WUR Field Crops has already been working for much longer on the development of a disease detection robot which can identify potato plants infected with a virus. At present such identification is still a time-consuming and expensive task for seed potato growers, as it can only be performed by those with a trained eye. “We’re now at the point where the robot can identify the virus just as well as a human can. We’ve tested this in practice by having both the robot and an experienced identifier go through the same field. Unfortunately there’s another important pathogen that affects seed potato cultivation: the Erwinia bacteria. This is more difficult to identify with an electronic eye. But we are still seeing very promising results with this, thanks partly to the use of deep learning.”
The researchers note that both arable farming and fruit cultivation are moving away from chemical to more preventative approaches. But that can also increase some of the risks that growers face. “As a grower, you need a guarantee that you’re not going to fall off a cliff,” says Kamp. “I’m convinced that technology will help with that: Technology for Ecology. The fundamentals of the technology are in place. But it needs to work at every level: ecologically, economically, and practically. Those are also the criteria we bear in mind here at the Farm of the Future and in Randwijk. You have to think like a grower.”

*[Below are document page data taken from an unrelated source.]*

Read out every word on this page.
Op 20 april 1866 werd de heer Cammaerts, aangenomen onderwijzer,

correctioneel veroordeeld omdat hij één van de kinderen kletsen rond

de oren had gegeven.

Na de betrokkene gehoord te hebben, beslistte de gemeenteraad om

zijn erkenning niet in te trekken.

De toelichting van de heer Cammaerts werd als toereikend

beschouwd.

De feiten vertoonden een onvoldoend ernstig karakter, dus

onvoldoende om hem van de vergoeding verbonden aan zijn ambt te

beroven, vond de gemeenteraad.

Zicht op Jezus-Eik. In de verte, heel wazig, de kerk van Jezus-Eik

The researchers note that both arable farming and fruit cultivation are moving away from chemical to more preventative approaches. Photo: Ruud Ploeg
The range of technologies available to growers is increasing, and includes weed identification apps and software that can process crop and/or soil data into a ready-to-use task map for a sprinkler or spraying machine. But those are just individual applications. According to Kamp, an equally important issue is how to manage data and maintain oversight to ensure that the technology is applied correctly. “You need to be able to turn that huge amount of data into usable, accurate management information. Because while technology can take on the tasks, the farmer has to maintain overview. So as a farmer you need good apps to support your ability to do that. That’s something we’re working on too. It’s quite ambitious, but I think we can play an important role in that as practical researchers, working with our colleagues in Wageningen.”

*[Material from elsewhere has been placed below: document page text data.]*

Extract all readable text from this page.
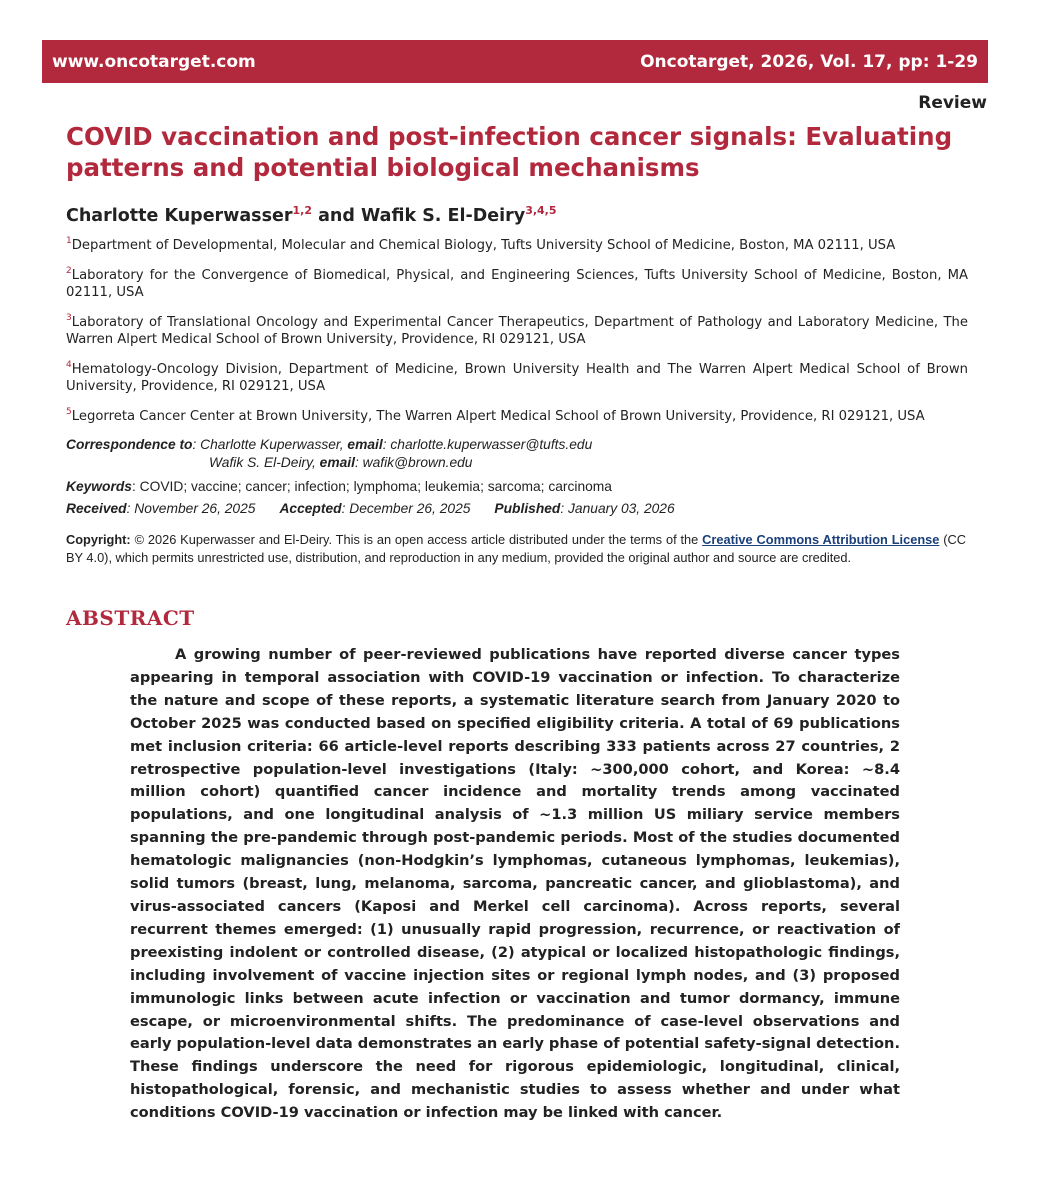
www.oncotarget.com	Oncotarget, 2026, Vol. 17, pp: 1-29
Review
COVID vaccination and post-infection cancer signals: Evaluating patterns and potential biological mechanisms
Charlotte Kuperwasser$^{1,2}$ and Wafik S. El-Deiry$^{3,4,5}$

$^1$Department of Developmental, Molecular and Chemical Biology, Tufts University School of Medicine, Boston, MA 02111, USA

$^2$Laboratory for the Convergence of Biomedical, Physical, and Engineering Sciences, Tufts University School of Medicine, Boston, MA 02111, USA

$^3$Laboratory of Translational Oncology and Experimental Cancer Therapeutics, Department of Pathology and Laboratory Medicine, The Warren Alpert Medical School of Brown University, Providence, RI 029121, USA

$^4$Hematology-Oncology Division, Department of Medicine, Brown University Health and The Warren Alpert Medical School of Brown University, Providence, RI 029121, USA

$^5$Legorreta Cancer Center at Brown University, The Warren Alpert Medical School of Brown University, Providence, RI 029121, USA

Correspondence to: Charlotte Kuperwasser, email: charlotte.kuperwasser@tufts.edu
Wafik S. El-Deiry, email: wafik@brown.edu
Keywords: COVID; vaccine; cancer; infection; lymphoma; leukemia; sarcoma; carcinoma
Received: November 26, 2025 Accepted: December 26, 2025 Published: January 03, 2026
Copyright: © 2026 Kuperwasser and El-Deiry. This is an open access article distributed under the terms of the Creative Commons Attribution License (CC BY 4.0), which permits unrestricted use, distribution, and reproduction in any medium, provided the original author and source are credited.
ABSTRACT

A growing number of peer-reviewed publications have reported diverse cancer types appearing in temporal association with COVID-19 vaccination or infection. To characterize the nature and scope of these reports, a systematic literature search from January 2020 to October 2025 was conducted based on specified eligibility criteria. A total of 69 publications met inclusion criteria: 66 article-level reports describing 333 patients across 27 countries, 2 retrospective population-level investigations (Italy: ~300,000 cohort, and Korea: ~8.4 million cohort) quantified cancer incidence and mortality trends among vaccinated populations, and one longitudinal analysis of ~1.3 million US miliary service members spanning the pre-pandemic through post-pandemic periods. Most of the studies documented hematologic malignancies (non-Hodgkin’s lymphomas, cutaneous lymphomas, leukemias), solid tumors (breast, lung, melanoma, sarcoma, pancreatic cancer, and glioblastoma), and virus-associated cancers (Kaposi and Merkel cell carcinoma). Across reports, several recurrent themes emerged: (1) unusually rapid progression, recurrence, or reactivation of preexisting indolent or controlled disease, (2) atypical or localized histopathologic findings, including involvement of vaccine injection sites or regional lymph nodes, and (3) proposed immunologic links between acute infection or vaccination and tumor dormancy, immune escape, or microenvironmental shifts. The predominance of case-level observations and early population-level data demonstrates an early phase of potential safety-signal detection. These findings underscore the need for rigorous epidemiologic, longitudinal, clinical, histopathological, forensic, and mechanistic studies to assess whether and under what conditions COVID-19 vaccination or infection may be linked with cancer.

This is already happening in the fruit sector, says De Jong. “In Project Fruit 4.0 we’re trying to link up all the data in a meaningful way. It’s not straightforward, particularly because there’s another dimension to fruit cultivation. That is, if you want to be able to manage individual trees, you need to use information in 3D. But for arable farming and field crops you can usually make do with 2D.”

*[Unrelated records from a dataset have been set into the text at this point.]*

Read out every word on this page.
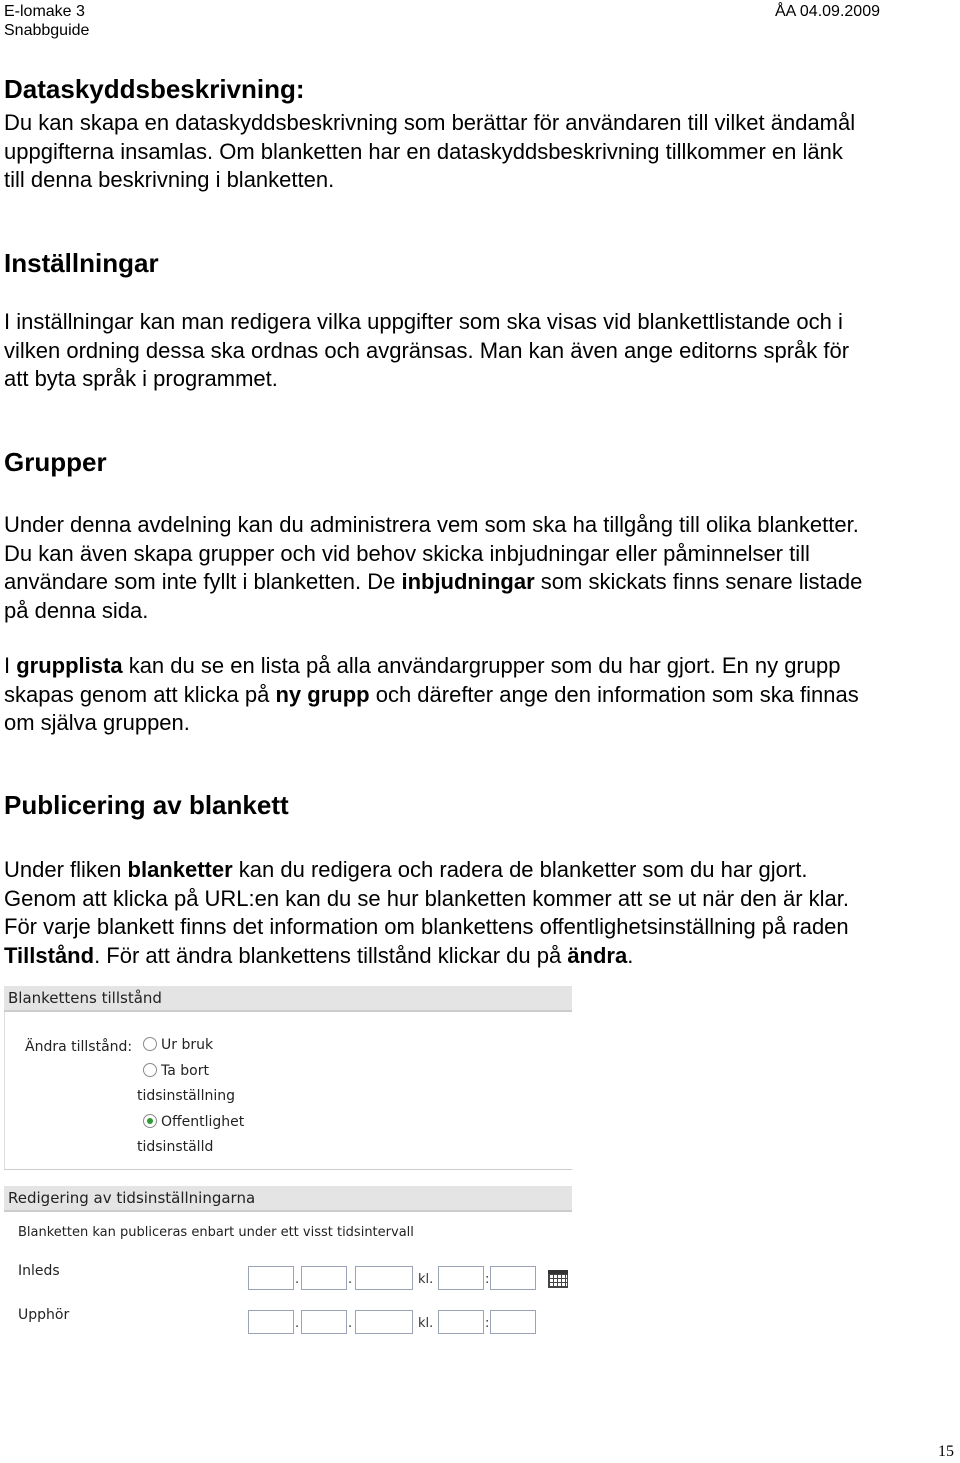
E-lomake 3
Snabbguide
ÅA 04.09.2009
Dataskyddsbeskrivning:
Du kan skapa en dataskyddsbeskrivning som berättar för användaren till vilket ändamål
uppgifterna insamlas. Om blanketten har en dataskyddsbeskrivning tillkommer en länk
till denna beskrivning i blanketten.
Inställningar
I inställningar kan man redigera vilka uppgifter som ska visas vid blankettlistande och i
vilken ordning dessa ska ordnas och avgränsas. Man kan även ange editorns språk för
att byta språk i programmet.
Grupper
Under denna avdelning kan du administrera vem som ska ha tillgång till olika blanketter.
Du kan även skapa grupper och vid behov skicka inbjudningar eller påminnelser till
användare som inte fyllt i blanketten. De inbjudningar som skickats finns senare listade
på denna sida.
I grupplista kan du se en lista på alla användargrupper som du har gjort. En ny grupp
skapas genom att klicka på ny grupp och därefter ange den information som ska finnas
om själva gruppen.
Publicering av blankett
Under fliken blanketter kan du redigera och radera de blanketter som du har gjort.
Genom att klicka på URL:en kan du se hur blanketten kommer att se ut när den är klar.
För varje blankett finns det information om blankettens offentlighetsinställning på raden
Tillstånd. För att ändra blankettens tillstånd klickar du på ändra.
Blankettens tillstånd
Ändra tillstånd:	Ur bruk
Ta bort
tidsinställning
Offentlighet
tidsinställd
Redigering av tidsinställningarna
Blanketten kan publiceras enbart under ett visst tidsintervall
Inleds
.	.	kl.	:
Upphör
.	.	kl.	:
15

Which technologies will succeed, and which won’t? That’s a question the researchers will continue to ask themselves too. There’s no blueprint for the future, they insist. “That’s also why it’s so important to exchange ideas about it with growers and businesses. And that’s exactly what’s happening in Randwijk and Lelystad.” Kamp adds: “We want to use the Farm of the Future to show what’s possible, but we can’t do it without input from growers and businesses. That’s what will ensure the development of robust, practical applications. A small number of technology-oriented farmers are already showing an interest. They’re often the ones led by younger entrepreneurs. The rest will follow once the technology has proven itself. Suppliers and new, specialised service providers also play an important role. They’ll be working with growers to find the right applications for their cultivation challenges. Because technology shouldn’t steer the way; rather, it should serve us, and serve ecology.”